# Locos will not consist



## Santafe_man (Mar 18, 2014)

I have 2 locos with NCE decoders installed which I cannot program into a consist. They don't react when the command is sent to them (motor turn).
I am using NCE Cab controller.
Any ideas?

Thanks John.


----------



## DonR (Oct 18, 2012)

Thought sure one of the NCE guys would show up
with the answer to your problem.

You can consist DCC locos by assigning the
same address to both. That's what I do with
my Bachmann EZ DCC system. It does not
have the capability of setting CVs, as does
your NCE.

Don


----------



## redman88 (Nov 25, 2015)

I haven't played with consisting yet on my NCE. But have you look for you tube videos on the subject?

Here is a list I found. 


https://m.youtube.com/results?q=nce consisting &sm=3


----------



## Santafe_man (Mar 18, 2014)

Thankyou, I will watch some & see if they mention about a loco failing to consist. I might also read my NCE manual again to see if there is a factory default reset you can do.
The only problem with programming the same address is when you want to break the consist to run a loco by itself.


----------



## redman88 (Nov 25, 2015)

Santafe_man said:


> Thankyou, I will watch some & see if they mention about a loco failing to consist. I might also read my NCE manual again to see if there is a factory default reset you can do.
> 
> The only problem with programming the same address is when you want to break the consist to run a loco by itself.

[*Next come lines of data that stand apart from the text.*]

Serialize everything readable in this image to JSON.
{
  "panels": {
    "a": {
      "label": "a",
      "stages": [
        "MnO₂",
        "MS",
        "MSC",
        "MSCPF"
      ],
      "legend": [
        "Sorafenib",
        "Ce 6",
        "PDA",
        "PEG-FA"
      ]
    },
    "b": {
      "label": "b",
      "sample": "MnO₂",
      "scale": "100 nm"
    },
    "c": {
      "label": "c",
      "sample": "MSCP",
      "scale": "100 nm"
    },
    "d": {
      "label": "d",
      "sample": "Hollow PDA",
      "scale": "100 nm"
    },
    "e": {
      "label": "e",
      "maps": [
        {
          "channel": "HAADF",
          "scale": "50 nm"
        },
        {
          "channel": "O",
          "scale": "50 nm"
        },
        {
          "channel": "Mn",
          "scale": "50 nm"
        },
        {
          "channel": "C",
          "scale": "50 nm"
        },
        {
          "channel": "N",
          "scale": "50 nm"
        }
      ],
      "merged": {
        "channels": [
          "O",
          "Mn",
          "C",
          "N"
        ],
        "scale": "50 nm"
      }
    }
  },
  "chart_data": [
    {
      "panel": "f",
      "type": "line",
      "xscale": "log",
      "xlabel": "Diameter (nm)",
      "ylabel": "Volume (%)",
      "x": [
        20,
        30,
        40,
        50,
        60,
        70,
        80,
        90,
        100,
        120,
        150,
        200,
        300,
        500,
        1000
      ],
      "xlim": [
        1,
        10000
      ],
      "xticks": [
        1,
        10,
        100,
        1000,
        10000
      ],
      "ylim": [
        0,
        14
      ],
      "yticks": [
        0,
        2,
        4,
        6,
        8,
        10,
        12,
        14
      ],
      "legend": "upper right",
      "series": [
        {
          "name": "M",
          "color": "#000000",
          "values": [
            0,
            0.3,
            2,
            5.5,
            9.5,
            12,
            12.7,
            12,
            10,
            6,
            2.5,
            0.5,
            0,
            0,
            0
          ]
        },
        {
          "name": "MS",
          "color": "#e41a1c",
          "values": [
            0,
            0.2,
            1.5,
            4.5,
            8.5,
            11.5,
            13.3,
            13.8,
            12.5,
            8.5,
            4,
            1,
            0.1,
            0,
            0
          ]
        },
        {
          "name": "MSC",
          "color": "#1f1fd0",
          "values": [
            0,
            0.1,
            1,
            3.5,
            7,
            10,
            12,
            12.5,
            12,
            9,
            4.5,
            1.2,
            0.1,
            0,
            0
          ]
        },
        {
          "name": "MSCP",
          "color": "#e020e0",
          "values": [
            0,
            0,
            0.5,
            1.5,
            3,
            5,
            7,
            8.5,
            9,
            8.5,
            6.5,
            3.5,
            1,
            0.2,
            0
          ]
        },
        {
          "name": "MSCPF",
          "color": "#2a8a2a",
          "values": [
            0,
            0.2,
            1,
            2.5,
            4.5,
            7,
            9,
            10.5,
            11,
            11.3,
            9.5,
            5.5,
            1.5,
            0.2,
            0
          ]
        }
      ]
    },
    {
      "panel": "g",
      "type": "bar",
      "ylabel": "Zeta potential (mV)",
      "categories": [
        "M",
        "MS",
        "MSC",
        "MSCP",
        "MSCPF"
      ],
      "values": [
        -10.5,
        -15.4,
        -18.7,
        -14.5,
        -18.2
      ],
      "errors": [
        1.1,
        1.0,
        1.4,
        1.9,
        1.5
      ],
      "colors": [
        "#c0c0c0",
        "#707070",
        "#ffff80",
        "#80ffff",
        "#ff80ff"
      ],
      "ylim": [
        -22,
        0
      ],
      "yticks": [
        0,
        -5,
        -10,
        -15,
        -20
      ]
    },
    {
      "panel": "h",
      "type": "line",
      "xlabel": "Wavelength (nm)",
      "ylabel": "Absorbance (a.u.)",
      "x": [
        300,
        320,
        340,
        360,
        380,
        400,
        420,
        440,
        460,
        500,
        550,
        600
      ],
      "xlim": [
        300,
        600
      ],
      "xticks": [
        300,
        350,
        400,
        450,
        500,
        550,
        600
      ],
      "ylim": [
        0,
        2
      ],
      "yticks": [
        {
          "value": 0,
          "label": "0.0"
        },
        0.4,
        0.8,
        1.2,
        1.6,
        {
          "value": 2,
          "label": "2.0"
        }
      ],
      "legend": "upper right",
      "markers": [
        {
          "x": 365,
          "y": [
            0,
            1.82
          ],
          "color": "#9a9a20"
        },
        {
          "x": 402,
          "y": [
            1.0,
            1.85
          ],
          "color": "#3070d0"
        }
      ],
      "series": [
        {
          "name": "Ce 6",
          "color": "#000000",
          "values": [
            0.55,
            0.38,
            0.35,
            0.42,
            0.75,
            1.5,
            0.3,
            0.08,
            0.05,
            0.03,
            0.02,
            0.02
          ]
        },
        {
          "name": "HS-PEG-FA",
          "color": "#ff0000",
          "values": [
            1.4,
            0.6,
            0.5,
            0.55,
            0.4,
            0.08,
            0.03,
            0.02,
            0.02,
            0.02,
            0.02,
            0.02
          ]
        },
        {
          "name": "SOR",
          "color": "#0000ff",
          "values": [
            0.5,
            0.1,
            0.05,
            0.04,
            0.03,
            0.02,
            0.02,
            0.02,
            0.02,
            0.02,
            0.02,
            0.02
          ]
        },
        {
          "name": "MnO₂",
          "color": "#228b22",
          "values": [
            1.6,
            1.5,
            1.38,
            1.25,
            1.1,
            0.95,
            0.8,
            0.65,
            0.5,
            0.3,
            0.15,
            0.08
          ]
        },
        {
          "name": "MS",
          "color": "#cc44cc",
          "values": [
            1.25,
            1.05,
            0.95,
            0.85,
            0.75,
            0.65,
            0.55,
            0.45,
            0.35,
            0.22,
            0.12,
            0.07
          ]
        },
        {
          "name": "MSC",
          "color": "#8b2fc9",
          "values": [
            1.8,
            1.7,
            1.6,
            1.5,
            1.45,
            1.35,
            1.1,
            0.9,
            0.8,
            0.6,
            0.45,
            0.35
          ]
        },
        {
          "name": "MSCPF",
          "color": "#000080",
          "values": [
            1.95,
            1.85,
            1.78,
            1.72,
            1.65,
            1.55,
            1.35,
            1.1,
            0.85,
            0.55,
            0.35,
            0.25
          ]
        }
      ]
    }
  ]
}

Cv8 to 8 is factory reset.


----------



## Santafe_man (Mar 18, 2014)

Thanks Redman88, some of the youtube videos were good to watch as well.


----------



## santafealltheway (Nov 27, 2012)

I was told by someone on here some locos will require a booster to get all programming functions to work.

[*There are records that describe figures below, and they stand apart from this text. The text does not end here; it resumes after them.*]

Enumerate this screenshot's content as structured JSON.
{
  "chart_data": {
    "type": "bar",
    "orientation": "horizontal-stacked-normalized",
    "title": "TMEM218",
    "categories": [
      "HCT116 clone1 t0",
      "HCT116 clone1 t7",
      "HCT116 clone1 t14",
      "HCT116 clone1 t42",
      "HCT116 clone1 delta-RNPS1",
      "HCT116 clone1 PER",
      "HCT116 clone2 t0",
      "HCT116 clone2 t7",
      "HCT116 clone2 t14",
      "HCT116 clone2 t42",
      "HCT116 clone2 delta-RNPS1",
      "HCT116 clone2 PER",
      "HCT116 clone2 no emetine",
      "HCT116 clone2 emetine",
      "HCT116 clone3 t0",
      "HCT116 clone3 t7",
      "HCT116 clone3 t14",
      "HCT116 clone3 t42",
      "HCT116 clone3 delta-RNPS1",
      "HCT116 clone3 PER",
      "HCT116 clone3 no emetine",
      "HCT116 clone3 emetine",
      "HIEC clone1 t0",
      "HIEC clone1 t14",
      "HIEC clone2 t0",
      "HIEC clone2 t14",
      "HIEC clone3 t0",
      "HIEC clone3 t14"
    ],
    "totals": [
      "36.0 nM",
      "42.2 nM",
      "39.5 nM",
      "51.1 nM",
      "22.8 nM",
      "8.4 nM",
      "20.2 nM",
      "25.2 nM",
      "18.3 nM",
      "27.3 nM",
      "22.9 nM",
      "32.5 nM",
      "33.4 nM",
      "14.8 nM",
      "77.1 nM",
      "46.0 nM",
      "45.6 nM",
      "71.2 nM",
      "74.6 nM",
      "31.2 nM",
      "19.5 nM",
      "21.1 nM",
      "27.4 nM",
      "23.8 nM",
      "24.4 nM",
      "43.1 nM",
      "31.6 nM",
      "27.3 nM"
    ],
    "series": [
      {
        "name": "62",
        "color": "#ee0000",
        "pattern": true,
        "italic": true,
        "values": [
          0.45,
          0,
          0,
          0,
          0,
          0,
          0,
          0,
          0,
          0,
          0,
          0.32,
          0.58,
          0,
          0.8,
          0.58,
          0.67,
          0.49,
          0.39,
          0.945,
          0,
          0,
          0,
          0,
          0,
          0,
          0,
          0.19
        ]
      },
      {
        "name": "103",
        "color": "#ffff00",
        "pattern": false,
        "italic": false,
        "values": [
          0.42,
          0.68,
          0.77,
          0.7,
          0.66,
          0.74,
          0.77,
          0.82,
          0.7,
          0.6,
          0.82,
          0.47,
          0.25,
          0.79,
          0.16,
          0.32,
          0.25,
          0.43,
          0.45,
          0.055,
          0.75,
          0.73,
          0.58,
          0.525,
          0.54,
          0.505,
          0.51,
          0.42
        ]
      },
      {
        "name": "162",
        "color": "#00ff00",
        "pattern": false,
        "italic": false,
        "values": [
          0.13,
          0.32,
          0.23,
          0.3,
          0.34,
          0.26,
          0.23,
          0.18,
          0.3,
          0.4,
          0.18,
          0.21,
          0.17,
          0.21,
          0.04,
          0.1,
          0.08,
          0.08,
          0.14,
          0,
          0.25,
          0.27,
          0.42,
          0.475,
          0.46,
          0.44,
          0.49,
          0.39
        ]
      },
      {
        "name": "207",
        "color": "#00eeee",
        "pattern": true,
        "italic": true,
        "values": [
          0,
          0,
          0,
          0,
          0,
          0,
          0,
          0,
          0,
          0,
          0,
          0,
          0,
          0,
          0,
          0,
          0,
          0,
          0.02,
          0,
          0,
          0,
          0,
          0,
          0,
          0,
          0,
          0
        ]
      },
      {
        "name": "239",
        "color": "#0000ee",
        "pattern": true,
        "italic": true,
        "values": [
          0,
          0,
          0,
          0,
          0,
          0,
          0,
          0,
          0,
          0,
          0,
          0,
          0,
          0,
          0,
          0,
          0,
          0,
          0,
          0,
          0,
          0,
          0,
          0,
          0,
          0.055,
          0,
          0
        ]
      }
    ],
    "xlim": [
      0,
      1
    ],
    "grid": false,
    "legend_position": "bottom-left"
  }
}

sorry i cant be any more specific than that.


----------



## Mark R. (Jan 26, 2013)

santafealltheway said:


> I was told by someone on here some locos will require a booster to get all programming functions to work.
> 
> sorry i cant be any more specific than that.

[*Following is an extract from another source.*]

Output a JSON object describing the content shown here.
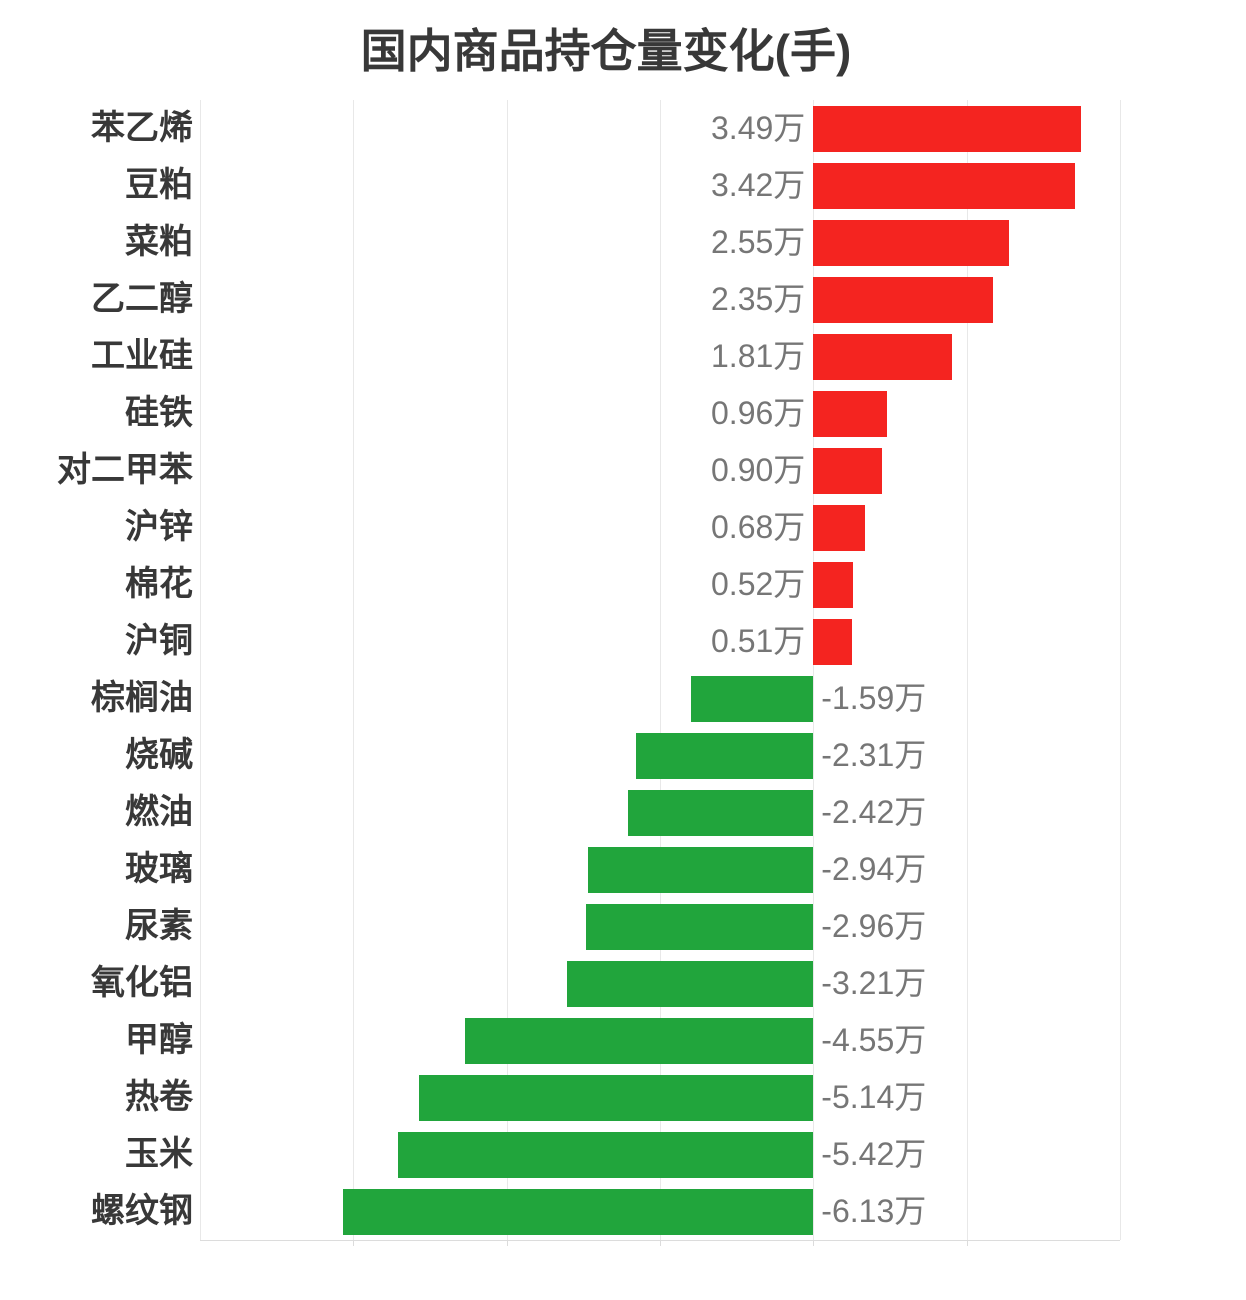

Consisting is done on the main, not a programming track. 

Somebody correct me if I'm wrong, but I'm fairly certain NCE doesn't utilize consisting addresses like other systems. They use pre-determined consist address ranging from 112 to 127. Your manual "should" clarify this.

Mark.


----------



## Santafe_man (Mar 18, 2014)

I ended up deleting the locos even though I could not find them in a consist. I was then successful in consisting them on the programming track. 
You are right in saying that consists on NCE use addresses in the range of 127 down to 100. But you can't use a consist address in this range that is allocated to a individual loco.
Otherwise when you activate the consist you also activate the individual loco with the same address.


----------